Larimer is the co-founder of Steemit, Inc, being the primary architect of the Steem blockchain and cryptocurrency. He stepped down from his CTO position in March of last year. Larimer is also the CEO of a blockchain consulting company with his father. His latest venture, EOS, is the most ambitious of all his adventures.
While we know all about EOS’s CTO, let’s take a look at their CEO. Brendan Blumer is the CEO of Block.one, which is the company that is developing EOS.IO. In high-school, the Iowa native had his company, Gamcliff, acquired and he moved (fresh out of high school) to Hong Kong to run its operations. In 2016, he met Larimer, and they started working on Block.one.

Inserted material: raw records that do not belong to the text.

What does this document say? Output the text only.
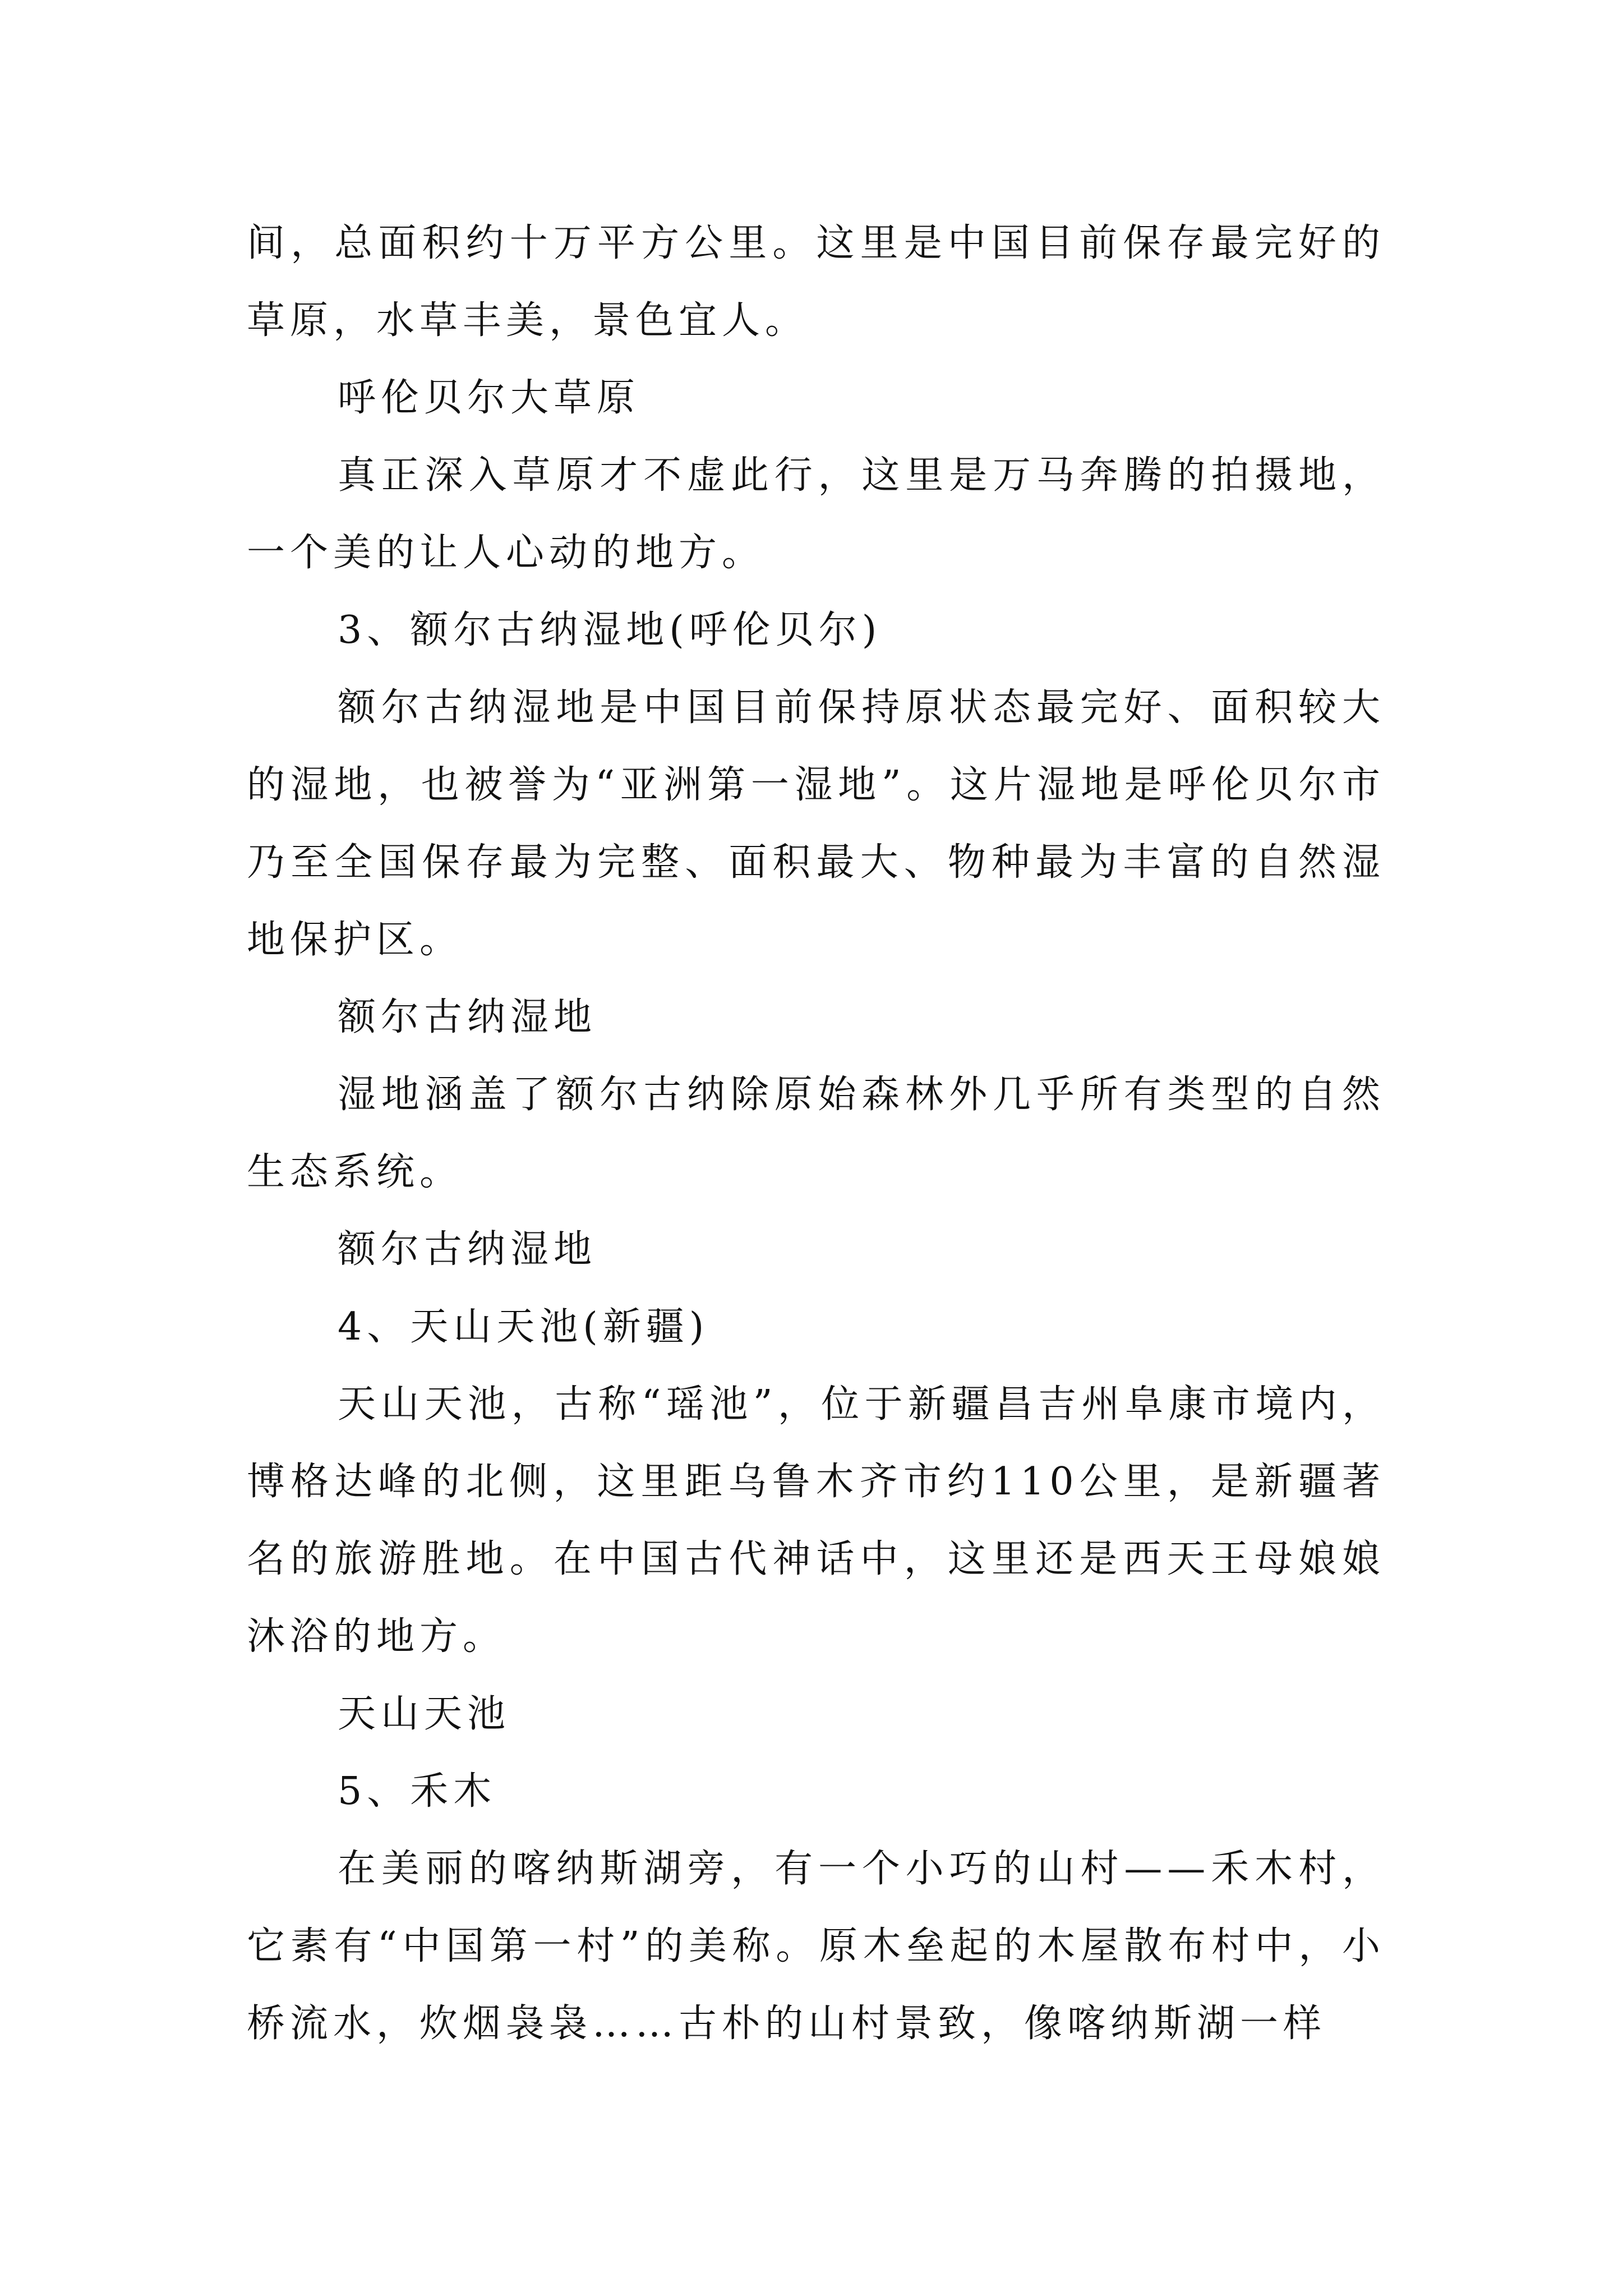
间，总面积约十万平方公里。这里是中国目前保存最完好的草原，水草丰美，景色宜人。

呼伦贝尔大草原

真正深入草原才不虚此行，这里是万马奔腾的拍摄地，一个美的让人心动的地方。

3、额尔古纳湿地(呼伦贝尔)

额尔古纳湿地是中国目前保持原状态最完好、面积较大的湿地，也被誉为“亚洲第一湿地”。这片湿地是呼伦贝尔市乃至全国保存最为完整、面积最大、物种最为丰富的自然湿地保护区。

额尔古纳湿地

湿地涵盖了额尔古纳除原始森林外几乎所有类型的自然生态系统。

额尔古纳湿地

4、天山天池(新疆)

天山天池，古称“瑶池”，位于新疆昌吉州阜康市境内，博格达峰的北侧，这里距乌鲁木齐市约110公里，是新疆著名的旅游胜地。在中国古代神话中，这里还是西天王母娘娘沐浴的地方。

天山天池

5、禾木

在美丽的喀纳斯湖旁，有一个小巧的山村——禾木村，它素有“中国第一村”的美称。原木垒起的木屋散布村中，小桥流水，炊烟袅袅……古朴的山村景致，像喀纳斯湖一样
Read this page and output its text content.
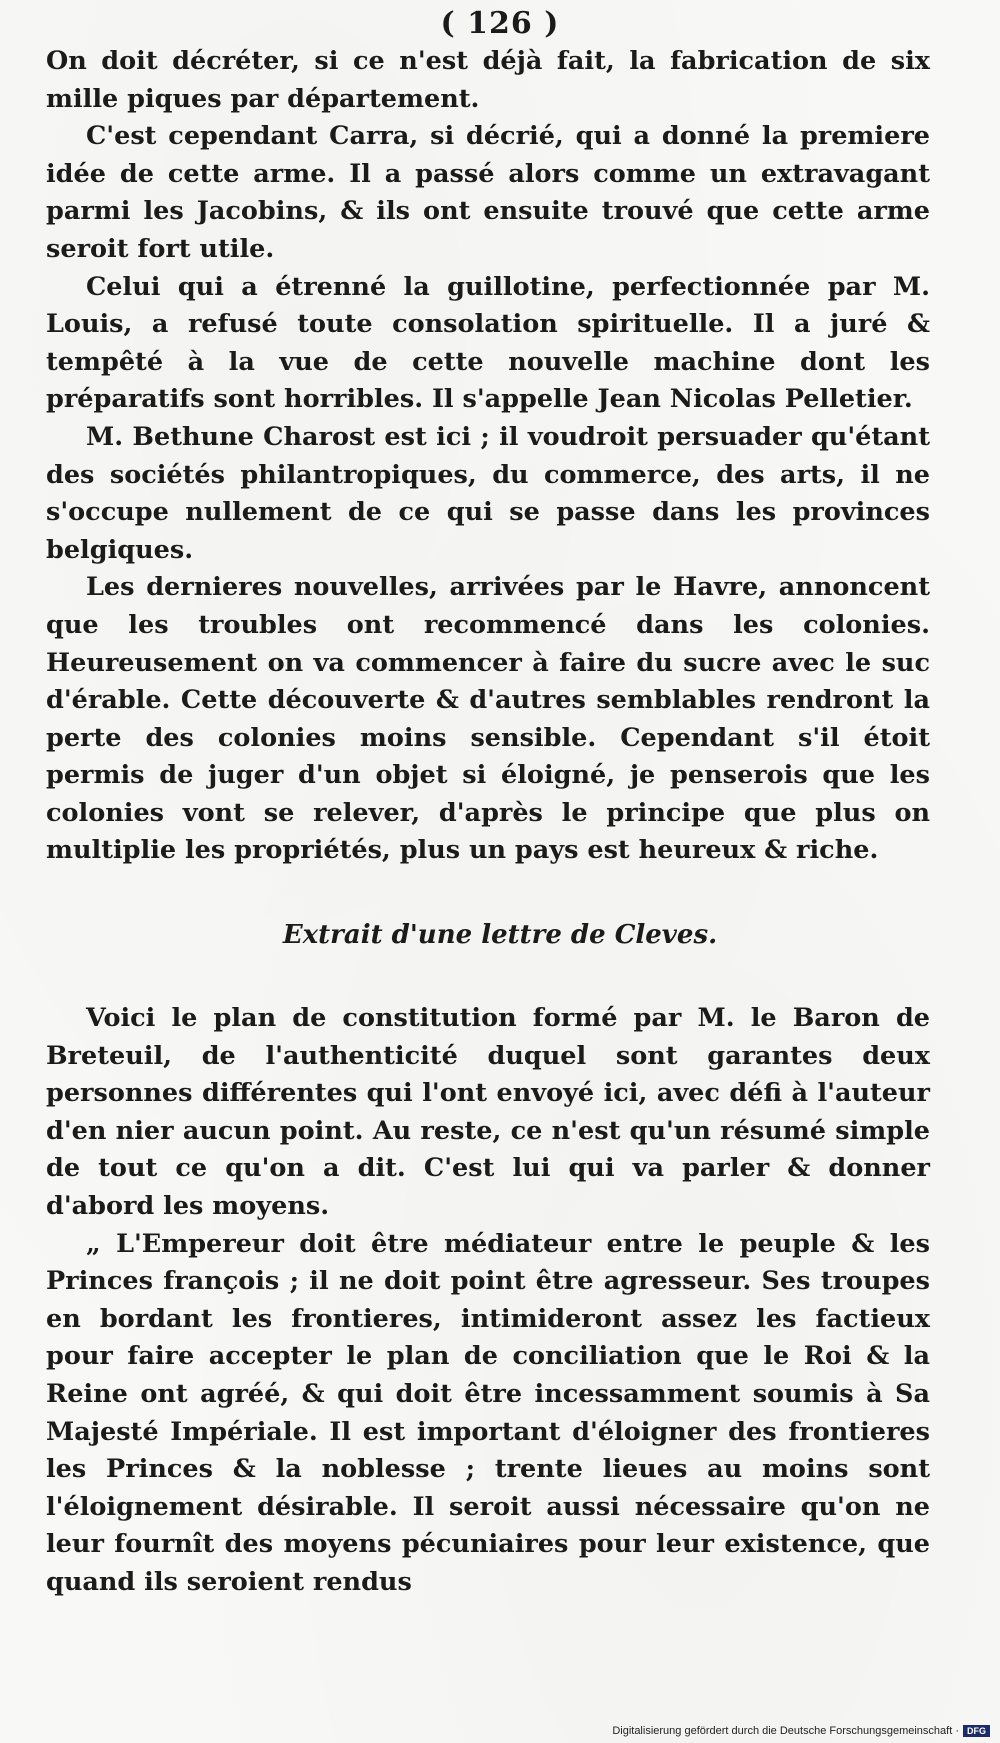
( 126 )

On doit décréter, si ce n'est déjà fait, la fabrication de six mille piques par département.

C'est cependant Carra, si décrié, qui a donné la premiere idée de cette arme. Il a passé alors comme un extravagant parmi les Jacobins, & ils ont ensuite trouvé que cette arme seroit fort utile.

Celui qui a étrenné la guillotine, perfectionnée par M. Louis, a refusé toute consolation spirituelle. Il a juré & tempêté à la vue de cette nouvelle machine dont les préparatifs sont horribles. Il s'appelle Jean Nicolas Pelletier.

M. Bethune Charost est ici ; il voudroit persuader qu'étant des sociétés philantropiques, du commerce, des arts, il ne s'occupe nullement de ce qui se passe dans les provinces belgiques.

Les dernieres nouvelles, arrivées par le Havre, annoncent que les troubles ont recommencé dans les colonies. Heureusement on va commencer à faire du sucre avec le suc d'érable. Cette découverte & d'autres semblables rendront la perte des colonies moins sensible. Cependant s'il étoit permis de juger d'un objet si éloigné, je penserois que les colonies vont se relever, d'après le principe que plus on multiplie les propriétés, plus un pays est heureux & riche.

Extrait d'une lettre de Cleves.

Voici le plan de constitution formé par M. le Baron de Breteuil, de l'authenticité duquel sont garantes deux personnes différentes qui l'ont envoyé ici, avec défi à l'auteur d'en nier aucun point. Au reste, ce n'est qu'un résumé simple de tout ce qu'on a dit. C'est lui qui va parler & donner d'abord les moyens.

„ L'Empereur doit être médiateur entre le peuple & les Princes françois ; il ne doit point être agresseur. Ses troupes en bordant les frontieres, intimideront assez les factieux pour faire accepter le plan de conciliation que le Roi & la Reine ont agréé, & qui doit être incessamment soumis à Sa Majesté Impériale. Il est important d'éloigner des frontieres les Princes & la noblesse ; trente lieues au moins sont l'éloignement désirable. Il seroit aussi nécessaire qu'on ne leur fournît des moyens pécuniaires pour leur existence, que quand ils seroient rendus

Digitalisierung gefördert durch die Deutsche Forschungsgemeinschaft · DFG
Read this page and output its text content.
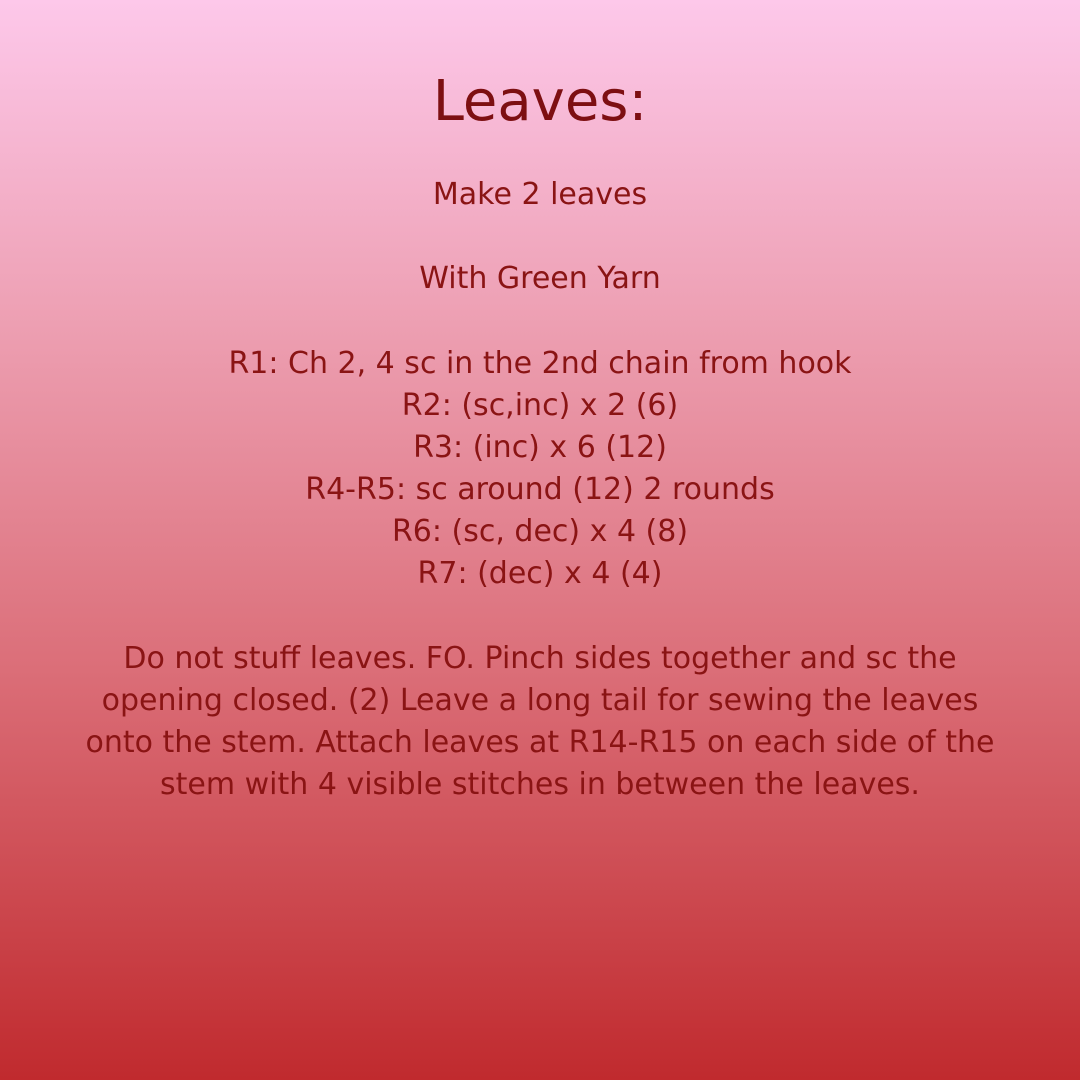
Leaves:

Make 2 leaves

With Green Yarn

R1: Ch 2, 4 sc in the 2nd chain from hook
R2: (sc,inc) x 2 (6)
R3: (inc) x 6 (12)
R4-R5: sc around (12) 2 rounds
R6: (sc, dec) x 4 (8)
R7: (dec) x 4 (4)

Do not stuff leaves. FO. Pinch sides together and sc the
opening closed. (2) Leave a long tail for sewing the leaves
onto the stem. Attach leaves at R14-R15 on each side of the
stem with 4 visible stitches in between the leaves.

The Cardano team prides itself on peer-reviewed research that influences and guides the project. Cardano uses Haskell, a programming language with a high degree of fault tolerance. Cardano is a smart contract platform, similar to Ethereum, which focuses a great deal on security. Not to get into its intricacies too much, you can view a very detailed and explanatory video by Hoskinson below.
EOS has been called a “lofty goal,” and some individuals within the community have taken the “I’ll believe it when I see it” approach to it. However, the EOS team seek to build a platform similar to Ethereum, for decentralized applications (dApps) but it’s set to be free and is said to do millions of transactions a second. Smart Contracts on the EOS platform will be built using the programming language C++. Again, without going into deep specifics, you can view a video of Larimer explaining EOS in greater detail below.
The pair has a history, launching BitShares a few years ago but it seems things have gone south between the two – or at least the media believes so. Recently, Larimer posted a peer review article on Steemit of Cardano’s consensus algorithm, Ouroboros, claiming that it was slow and a copy of the DPoS that he created.
Hoskinson shot back via Telegram saying:
“That’s Dan Larimer doing what Dan Larimer does best * Claiming he invented everything and everything else is junk…From that point, it’s a game of taking unrealistic assumptions and gradually making them practical and performant *, And this is what we have been doing for a year-and-a-half * In an extremely systematic way * As can be demonstrated by all the revisions that we’ve pushed to ePrint… it’s just extraordinary to me how people can be so profoundly naive about the process upon which one has to follow to ensure a protocol is properly designed * This is not a subjective process * This is a well-understood process which has given us modern cryptography * There are standards and benchmarks you have to adhere to.”
It didn’t stop there, Larimer shot back with these two comics and another Steemit post.
Everyone loves a little drama – am I right?
Cardano launched its SL main net back in September of 2017, but it is the very first step for Cardano. You can view the team’s roadmap in its full detail and current progress here.
EOS just launched its test net. You can view their technical whitepaper via Github here.
I refuse to compare prices of the cryptocurrency, as these projects are in their infancy stages and will not be close to full completion for years. They both have distinct differences between them, with solid teams able to implement the goals they seek to accomplish.
I, myself, appreciate the peer-reviewed aspect of Cardano and the transparency of its detailed roadmap. Still, both projects lead the new generation of emerging blockchains and could very well take over top dogs Bitcoin and Ethereum shortly.